All,
I'm having and creating trouble with my Stylewriter 1.
Problem appeared about a month ago. One row of pixels consistently failed
to print. This happened on multiple ink-jet cartridges and after attempting
to clean the cartridge (by soaking in 95% propan-2-ol, or isopropyl as the
label says).
So I opened the thing up, breaking only a few minor plastic latch pieces on
the way (and hey, I glued them back - good as new! :-) ). I ohmed out the
flex cable from the circuit board up to the print head. The left 25 pads on
the circuit board end of the cable conduct with no more than a few ohms up
to the 25 contacts where the print cartridge attaches.
So I reassembled enough to let it print while I could still see the flex
cable. Still missing a row of pixels. The left 2 of the wide traces and the
right 2 of the wide traces connect to pins on the flex-cable connector
which show about 3V rms while printing and zero while not printing. 3V rms
means that's about what my analog Volt-Ohm-meter needle showed while
printing a solid black block.
But I could not get to the middle 4 connectors because the ribbon cable was
in the way. So I took out the circuit board, flipped it over, reconnected
all the cables (right way around? I thought so ....) and tried to print
again. The printer powered up, but as it tried to print the first time, the
power supply (wall-wart) quit working. This was also around the time my VM
probe slipped off one of the pins on the row of transistors I was trying to
check :-(. Did I short something bad, or mis-connect the ribbon cables and
do something equally bad?
The power supply (wall-wart) now puts out about 0.2 V (again on my analog
VM), vs. the 10 or 11 it used to do.
So, questions:
1) Is my (original) problem likely to be one of those transistors? There's
a row of 9 of them, right next to the flex-cable connector, with big fat
traces leading to doubled pins on the connector and thence to nice wide
traces on the flex cable. They are labelled B1243 (I think).

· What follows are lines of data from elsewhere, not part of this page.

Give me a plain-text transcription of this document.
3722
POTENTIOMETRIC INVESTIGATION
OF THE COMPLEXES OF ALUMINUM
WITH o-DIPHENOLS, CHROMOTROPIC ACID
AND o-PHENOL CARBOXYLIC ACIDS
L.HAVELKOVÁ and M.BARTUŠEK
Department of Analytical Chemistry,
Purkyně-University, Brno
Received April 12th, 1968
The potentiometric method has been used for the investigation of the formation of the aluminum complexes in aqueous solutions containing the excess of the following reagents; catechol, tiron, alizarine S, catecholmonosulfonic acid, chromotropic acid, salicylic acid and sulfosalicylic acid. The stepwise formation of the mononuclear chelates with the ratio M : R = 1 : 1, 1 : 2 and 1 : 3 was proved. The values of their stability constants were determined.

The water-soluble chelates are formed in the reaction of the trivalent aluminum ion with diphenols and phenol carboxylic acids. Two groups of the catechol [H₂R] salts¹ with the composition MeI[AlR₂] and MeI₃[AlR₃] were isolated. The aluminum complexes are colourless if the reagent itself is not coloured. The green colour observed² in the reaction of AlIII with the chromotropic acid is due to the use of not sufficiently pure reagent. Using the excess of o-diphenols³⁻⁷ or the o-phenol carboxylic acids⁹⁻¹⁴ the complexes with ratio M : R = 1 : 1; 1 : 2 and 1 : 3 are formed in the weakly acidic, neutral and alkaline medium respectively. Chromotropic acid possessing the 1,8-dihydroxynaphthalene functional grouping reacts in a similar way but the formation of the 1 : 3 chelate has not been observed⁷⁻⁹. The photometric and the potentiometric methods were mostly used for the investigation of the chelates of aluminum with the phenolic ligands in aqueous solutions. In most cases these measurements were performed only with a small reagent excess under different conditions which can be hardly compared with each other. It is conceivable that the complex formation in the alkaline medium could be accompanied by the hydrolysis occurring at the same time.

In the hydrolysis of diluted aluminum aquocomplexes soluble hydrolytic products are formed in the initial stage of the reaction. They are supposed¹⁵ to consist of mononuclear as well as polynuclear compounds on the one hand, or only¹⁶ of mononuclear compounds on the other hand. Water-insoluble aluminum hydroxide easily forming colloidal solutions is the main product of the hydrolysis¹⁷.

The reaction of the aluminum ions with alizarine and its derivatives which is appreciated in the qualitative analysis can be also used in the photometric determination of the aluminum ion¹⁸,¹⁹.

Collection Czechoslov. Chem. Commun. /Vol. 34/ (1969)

2) What's a less destructive way of telling which one?
- Or is it better to just replace all of them?
3) How, short of a large hammer, do I get the power supply opened up?
4) What am I likely to find toasted in there?
More details available on request. I'm in digest mode, so it'll be a
one-day cycle unless you email me directly (mtapley(a)swri.edu), and still
probably a day because I'll read email at work and the busted machine is at
home.
Apologies if this is not on-topic. Thanks in advance for any help or pointers.